Scalable Nearest Neighbors with Guarantees in Large and Composite Networks

Report ID: 
Petko Bogdanov and Ambuj K. Singh
2010-10-01 05:00:00


We address the problem of k Nearest Neighbor (kNN) search in networks, according to a random walk proximity measure called Effective Importance. Our approach retrieves the exact top neighbors at query time without relying on off-line indexing or summaries of the entire network. This makes it suitable for very large dynamic networks, as well as for composite network overlays mixed at query time. We provide scalability and flexibility without compromising the quality of results due to theoretical bound guarantees that we develop and incorporate in our search procedure.

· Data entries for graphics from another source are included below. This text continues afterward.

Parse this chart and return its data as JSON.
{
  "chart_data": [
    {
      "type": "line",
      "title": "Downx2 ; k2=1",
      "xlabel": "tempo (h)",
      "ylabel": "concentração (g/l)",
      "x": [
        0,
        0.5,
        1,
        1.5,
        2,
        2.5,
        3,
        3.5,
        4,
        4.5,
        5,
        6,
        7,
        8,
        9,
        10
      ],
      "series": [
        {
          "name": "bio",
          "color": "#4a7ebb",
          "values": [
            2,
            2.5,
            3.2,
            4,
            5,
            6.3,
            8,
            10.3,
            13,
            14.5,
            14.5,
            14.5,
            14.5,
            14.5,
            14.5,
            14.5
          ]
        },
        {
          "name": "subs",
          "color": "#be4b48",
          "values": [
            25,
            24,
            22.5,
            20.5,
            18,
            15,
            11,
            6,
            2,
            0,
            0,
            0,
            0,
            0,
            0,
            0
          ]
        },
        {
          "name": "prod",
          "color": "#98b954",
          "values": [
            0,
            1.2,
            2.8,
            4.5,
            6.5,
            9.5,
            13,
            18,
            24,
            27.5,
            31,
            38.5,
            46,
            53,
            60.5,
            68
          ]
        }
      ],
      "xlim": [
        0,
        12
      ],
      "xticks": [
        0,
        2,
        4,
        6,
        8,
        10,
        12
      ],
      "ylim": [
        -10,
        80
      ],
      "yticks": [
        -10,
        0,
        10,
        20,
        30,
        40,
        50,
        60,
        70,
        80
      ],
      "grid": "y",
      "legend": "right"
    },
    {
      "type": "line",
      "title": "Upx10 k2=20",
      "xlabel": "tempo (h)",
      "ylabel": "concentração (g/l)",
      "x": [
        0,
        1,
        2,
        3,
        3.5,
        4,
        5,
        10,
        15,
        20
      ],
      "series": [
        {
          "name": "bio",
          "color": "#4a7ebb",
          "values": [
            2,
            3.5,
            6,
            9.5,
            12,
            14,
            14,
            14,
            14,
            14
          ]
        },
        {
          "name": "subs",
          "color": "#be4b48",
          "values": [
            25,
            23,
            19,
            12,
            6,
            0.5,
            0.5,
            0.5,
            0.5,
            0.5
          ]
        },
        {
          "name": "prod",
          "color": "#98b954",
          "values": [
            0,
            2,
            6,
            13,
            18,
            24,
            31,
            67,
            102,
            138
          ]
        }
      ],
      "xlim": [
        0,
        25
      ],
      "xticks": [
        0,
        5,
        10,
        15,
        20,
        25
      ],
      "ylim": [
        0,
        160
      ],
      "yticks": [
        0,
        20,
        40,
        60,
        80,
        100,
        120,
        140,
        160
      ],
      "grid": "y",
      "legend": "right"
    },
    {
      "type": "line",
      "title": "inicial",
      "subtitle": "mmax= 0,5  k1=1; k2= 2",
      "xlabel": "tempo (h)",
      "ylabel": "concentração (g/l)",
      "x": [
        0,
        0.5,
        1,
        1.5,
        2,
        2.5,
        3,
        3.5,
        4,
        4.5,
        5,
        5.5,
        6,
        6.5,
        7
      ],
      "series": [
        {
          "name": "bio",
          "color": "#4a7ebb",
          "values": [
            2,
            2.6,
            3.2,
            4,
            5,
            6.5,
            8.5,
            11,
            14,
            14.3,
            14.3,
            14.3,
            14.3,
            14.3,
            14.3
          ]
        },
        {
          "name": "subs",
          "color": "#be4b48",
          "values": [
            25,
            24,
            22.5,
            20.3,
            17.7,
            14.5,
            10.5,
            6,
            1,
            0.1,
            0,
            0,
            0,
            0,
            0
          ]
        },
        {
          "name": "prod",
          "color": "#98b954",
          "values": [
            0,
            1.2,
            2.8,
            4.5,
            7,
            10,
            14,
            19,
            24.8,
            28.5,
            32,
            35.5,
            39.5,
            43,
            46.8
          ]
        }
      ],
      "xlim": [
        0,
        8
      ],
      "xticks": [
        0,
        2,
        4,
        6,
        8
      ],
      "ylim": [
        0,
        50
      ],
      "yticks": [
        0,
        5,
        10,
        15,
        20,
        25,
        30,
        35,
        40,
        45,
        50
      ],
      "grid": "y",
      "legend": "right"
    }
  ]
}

We incrementally construct a subgraph of the underlying network, sufficient to obtain the exact top k neighbors. We guide the construction of the relevant subgraph in order to achieve fast refinement of the lower and upper proximity bounds, which in turn enables effective pruning of infeasible candidates. We apply our kNN search algorithm on social, information and biological networks and demonstrate the effectiveness and scalability of our approach. For networks in the order of a million nodes, our method retrieves the exact top 20 using less than 0.2% of the network edges in a fraction of a second on a conventional desktop machine without prior indexing. When employed for nearest neighbors search in composite network overlays, it scales linearly with the number of networks mixed in the overlay.